Quadros da Metro "colocaram em cheque" trabalhadores das empresas públicas
A Comissão de Trabalhadores (CT) da STCP acusou hoje os quadros da Metro do Porto, que apresentaram razões para não aderir à greve, de estarem a “colocar todos os trabalhadores das empresas públicas de transportes em cheque”.
Para a CT, os 31 quadros da Metro que, na terça-feira, deram a conhecer “oito razões” para não fazerem greve, “auto-intitulam-se como se fossem uma casta superior a todos os demais trabalhadores das empresas públicas de transportes”.
Em comunicado enviado à Lusa, a CT entende que, com essa atitude, os quadros da Metro chegaram mesmo a “colocar em causa o profissionalismo, competências e até o patriotismo” dos trabalhadores das empresas públicas de transportes, considerando ser “inaceitável” que o tenham feito no dia da greve nacional dos transportes.
A CT acrescenta que, “conhecendo minimamente estes quadros, aponta “outras tantas razões que levam a que estes senhores não façam greves e não necessitem de sindicatos ou comissões de trabalhadores”.

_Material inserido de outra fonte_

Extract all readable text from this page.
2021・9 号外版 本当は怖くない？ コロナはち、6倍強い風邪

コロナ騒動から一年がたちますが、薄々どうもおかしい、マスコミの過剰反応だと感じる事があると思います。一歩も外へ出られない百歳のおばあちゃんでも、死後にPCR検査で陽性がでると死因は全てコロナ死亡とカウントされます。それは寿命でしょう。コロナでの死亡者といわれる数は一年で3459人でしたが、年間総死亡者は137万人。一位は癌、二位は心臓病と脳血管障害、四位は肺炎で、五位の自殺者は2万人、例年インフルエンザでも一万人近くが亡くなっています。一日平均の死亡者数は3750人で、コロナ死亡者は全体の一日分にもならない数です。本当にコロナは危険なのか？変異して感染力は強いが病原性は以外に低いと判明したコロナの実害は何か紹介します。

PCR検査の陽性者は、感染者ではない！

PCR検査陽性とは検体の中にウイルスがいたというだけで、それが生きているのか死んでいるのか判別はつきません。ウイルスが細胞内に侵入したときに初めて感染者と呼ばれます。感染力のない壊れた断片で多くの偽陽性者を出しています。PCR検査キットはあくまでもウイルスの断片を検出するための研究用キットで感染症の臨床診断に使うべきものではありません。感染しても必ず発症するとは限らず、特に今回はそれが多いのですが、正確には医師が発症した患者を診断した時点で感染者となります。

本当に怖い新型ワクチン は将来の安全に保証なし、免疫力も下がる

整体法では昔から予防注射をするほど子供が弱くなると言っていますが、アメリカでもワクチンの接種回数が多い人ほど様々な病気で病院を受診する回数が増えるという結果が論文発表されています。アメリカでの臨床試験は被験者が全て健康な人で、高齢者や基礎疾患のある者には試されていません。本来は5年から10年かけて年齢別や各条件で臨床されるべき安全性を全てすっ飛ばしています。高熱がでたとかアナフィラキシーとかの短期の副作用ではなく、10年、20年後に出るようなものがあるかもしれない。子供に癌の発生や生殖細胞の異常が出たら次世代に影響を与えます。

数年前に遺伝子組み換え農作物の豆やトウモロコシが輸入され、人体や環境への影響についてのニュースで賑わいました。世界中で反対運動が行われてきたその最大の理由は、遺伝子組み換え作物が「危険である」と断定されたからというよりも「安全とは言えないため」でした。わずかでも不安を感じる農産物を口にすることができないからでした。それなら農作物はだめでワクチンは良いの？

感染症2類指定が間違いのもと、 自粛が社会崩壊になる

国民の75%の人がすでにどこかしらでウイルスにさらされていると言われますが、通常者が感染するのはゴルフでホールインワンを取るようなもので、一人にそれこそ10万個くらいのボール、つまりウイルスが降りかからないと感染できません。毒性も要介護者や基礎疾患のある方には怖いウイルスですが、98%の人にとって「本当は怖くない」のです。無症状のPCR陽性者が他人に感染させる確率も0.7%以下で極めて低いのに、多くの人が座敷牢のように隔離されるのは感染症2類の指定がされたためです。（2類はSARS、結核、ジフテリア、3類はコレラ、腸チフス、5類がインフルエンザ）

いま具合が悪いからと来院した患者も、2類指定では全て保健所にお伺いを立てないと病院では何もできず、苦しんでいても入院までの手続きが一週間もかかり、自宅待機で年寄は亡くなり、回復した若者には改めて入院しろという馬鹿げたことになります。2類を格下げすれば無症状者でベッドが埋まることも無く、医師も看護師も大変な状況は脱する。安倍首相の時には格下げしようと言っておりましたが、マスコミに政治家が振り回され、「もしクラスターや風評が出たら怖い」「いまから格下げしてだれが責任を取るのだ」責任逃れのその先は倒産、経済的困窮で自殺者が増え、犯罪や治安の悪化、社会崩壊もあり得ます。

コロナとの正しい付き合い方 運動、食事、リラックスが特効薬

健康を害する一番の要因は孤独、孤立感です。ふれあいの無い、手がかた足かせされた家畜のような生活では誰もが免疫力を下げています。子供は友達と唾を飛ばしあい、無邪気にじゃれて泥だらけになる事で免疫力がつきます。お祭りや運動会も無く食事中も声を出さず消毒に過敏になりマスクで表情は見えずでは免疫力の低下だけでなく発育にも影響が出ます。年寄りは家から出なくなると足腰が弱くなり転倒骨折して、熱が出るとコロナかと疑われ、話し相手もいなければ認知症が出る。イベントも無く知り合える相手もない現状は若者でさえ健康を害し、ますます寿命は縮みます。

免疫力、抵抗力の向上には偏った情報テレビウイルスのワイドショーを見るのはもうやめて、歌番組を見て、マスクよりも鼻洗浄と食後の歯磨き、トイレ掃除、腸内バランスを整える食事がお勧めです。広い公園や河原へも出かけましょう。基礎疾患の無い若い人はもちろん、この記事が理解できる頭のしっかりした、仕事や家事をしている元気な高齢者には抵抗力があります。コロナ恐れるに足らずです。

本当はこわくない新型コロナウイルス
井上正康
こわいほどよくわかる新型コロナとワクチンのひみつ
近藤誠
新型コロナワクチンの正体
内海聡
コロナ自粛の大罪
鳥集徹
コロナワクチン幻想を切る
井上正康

Critica ainda “as mordomias” que os quadros da Metro têm, adiantando que recebem “chorudos vencimentos” que, “em média, por trabalhador/ano, ultrapassam os 58 mil euros” e que têm “automóveis topo de gama, com combustíveis e manutenções incluídas, tudo à borla”.

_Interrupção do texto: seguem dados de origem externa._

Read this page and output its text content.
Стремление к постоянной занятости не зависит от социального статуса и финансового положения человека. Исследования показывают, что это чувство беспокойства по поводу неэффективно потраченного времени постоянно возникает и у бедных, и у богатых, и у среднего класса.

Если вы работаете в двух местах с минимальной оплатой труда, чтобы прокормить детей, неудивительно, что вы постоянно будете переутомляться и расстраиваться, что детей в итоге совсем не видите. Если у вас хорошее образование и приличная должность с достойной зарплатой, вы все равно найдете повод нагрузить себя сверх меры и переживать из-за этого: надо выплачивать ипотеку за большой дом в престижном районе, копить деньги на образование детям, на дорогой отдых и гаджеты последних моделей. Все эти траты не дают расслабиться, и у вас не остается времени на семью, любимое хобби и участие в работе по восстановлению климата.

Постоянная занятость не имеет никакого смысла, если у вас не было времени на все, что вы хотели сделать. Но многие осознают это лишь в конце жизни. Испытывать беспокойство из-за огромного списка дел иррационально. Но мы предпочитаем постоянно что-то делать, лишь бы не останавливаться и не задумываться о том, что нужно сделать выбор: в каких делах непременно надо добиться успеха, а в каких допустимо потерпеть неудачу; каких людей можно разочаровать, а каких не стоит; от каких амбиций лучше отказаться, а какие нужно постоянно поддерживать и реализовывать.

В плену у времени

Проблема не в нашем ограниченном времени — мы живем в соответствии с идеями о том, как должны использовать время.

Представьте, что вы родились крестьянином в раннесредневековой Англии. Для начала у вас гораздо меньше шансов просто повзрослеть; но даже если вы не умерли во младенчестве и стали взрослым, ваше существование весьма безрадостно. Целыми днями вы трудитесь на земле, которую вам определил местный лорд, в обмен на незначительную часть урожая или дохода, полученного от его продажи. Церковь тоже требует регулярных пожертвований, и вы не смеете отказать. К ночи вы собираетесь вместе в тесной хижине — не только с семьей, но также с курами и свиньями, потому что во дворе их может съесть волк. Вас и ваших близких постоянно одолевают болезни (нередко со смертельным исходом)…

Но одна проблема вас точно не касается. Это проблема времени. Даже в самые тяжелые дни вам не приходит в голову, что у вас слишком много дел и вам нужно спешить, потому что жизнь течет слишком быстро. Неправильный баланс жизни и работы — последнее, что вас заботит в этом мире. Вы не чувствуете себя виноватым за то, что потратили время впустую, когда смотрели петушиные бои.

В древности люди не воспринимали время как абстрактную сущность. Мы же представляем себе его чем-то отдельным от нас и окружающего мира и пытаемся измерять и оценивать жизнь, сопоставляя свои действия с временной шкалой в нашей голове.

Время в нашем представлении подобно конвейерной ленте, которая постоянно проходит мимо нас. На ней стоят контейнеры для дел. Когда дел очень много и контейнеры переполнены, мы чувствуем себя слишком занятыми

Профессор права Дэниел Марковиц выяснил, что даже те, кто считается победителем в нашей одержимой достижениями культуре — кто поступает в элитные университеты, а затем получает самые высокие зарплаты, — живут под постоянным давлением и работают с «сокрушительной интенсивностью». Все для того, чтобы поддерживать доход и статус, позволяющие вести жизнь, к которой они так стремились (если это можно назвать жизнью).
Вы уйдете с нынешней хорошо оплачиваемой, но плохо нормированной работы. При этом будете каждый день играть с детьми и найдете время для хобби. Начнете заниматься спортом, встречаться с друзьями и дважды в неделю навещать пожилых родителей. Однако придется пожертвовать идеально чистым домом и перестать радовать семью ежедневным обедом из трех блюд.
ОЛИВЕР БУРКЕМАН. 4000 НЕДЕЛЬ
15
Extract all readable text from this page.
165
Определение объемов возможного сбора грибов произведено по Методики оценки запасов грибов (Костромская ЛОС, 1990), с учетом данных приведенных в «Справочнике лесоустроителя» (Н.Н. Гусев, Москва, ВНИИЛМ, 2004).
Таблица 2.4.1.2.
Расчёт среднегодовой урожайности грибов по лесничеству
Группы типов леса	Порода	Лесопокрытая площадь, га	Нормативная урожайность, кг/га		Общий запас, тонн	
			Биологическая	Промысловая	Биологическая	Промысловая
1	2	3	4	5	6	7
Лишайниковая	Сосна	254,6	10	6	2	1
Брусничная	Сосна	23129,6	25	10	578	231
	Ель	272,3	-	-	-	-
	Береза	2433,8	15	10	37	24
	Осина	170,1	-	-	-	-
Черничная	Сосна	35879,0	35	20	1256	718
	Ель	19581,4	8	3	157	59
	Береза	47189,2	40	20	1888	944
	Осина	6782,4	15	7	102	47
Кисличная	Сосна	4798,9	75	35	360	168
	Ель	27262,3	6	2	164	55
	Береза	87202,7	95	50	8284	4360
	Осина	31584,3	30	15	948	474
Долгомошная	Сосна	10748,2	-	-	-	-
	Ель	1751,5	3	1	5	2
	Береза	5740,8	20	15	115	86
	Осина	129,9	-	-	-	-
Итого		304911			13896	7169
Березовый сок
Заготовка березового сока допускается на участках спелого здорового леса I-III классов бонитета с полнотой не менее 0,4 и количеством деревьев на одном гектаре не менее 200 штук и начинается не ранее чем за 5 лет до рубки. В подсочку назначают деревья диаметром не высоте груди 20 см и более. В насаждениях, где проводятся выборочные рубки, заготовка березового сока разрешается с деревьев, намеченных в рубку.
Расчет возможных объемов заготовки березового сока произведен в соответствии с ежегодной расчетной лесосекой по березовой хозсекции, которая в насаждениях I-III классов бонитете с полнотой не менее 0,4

A CT adianta ainda que a Metro do Porto tem “apenas 100 trabalhadores, dos quais 71 são quadros técnicos, cujos custos, em 2010, atingiram os 5,8 milhões de euros”.
Destes 100 trabalhadores, salienta, “14 possuem a categoria de diretor e em algumas das áreas da empresa até existem dois diretores por gabinete”.
A CT questiona “como pode a Metro, em poucos anos de vida, ter um passivo” tão grande, “se alguns destes senhores, de casta superior, superdotados quadros, são tão competentes, tão trabalhadores e tão eficazes”.
Os trabalhadores da STCP lembram ainda que a operação da Metro do Porto é efetuada por uma empresa privada, neste momento não tem frente de obra, não efetua manutenção de viaturas mas, contudo, “tem dois diretores de operações e dois de infraestruturas”.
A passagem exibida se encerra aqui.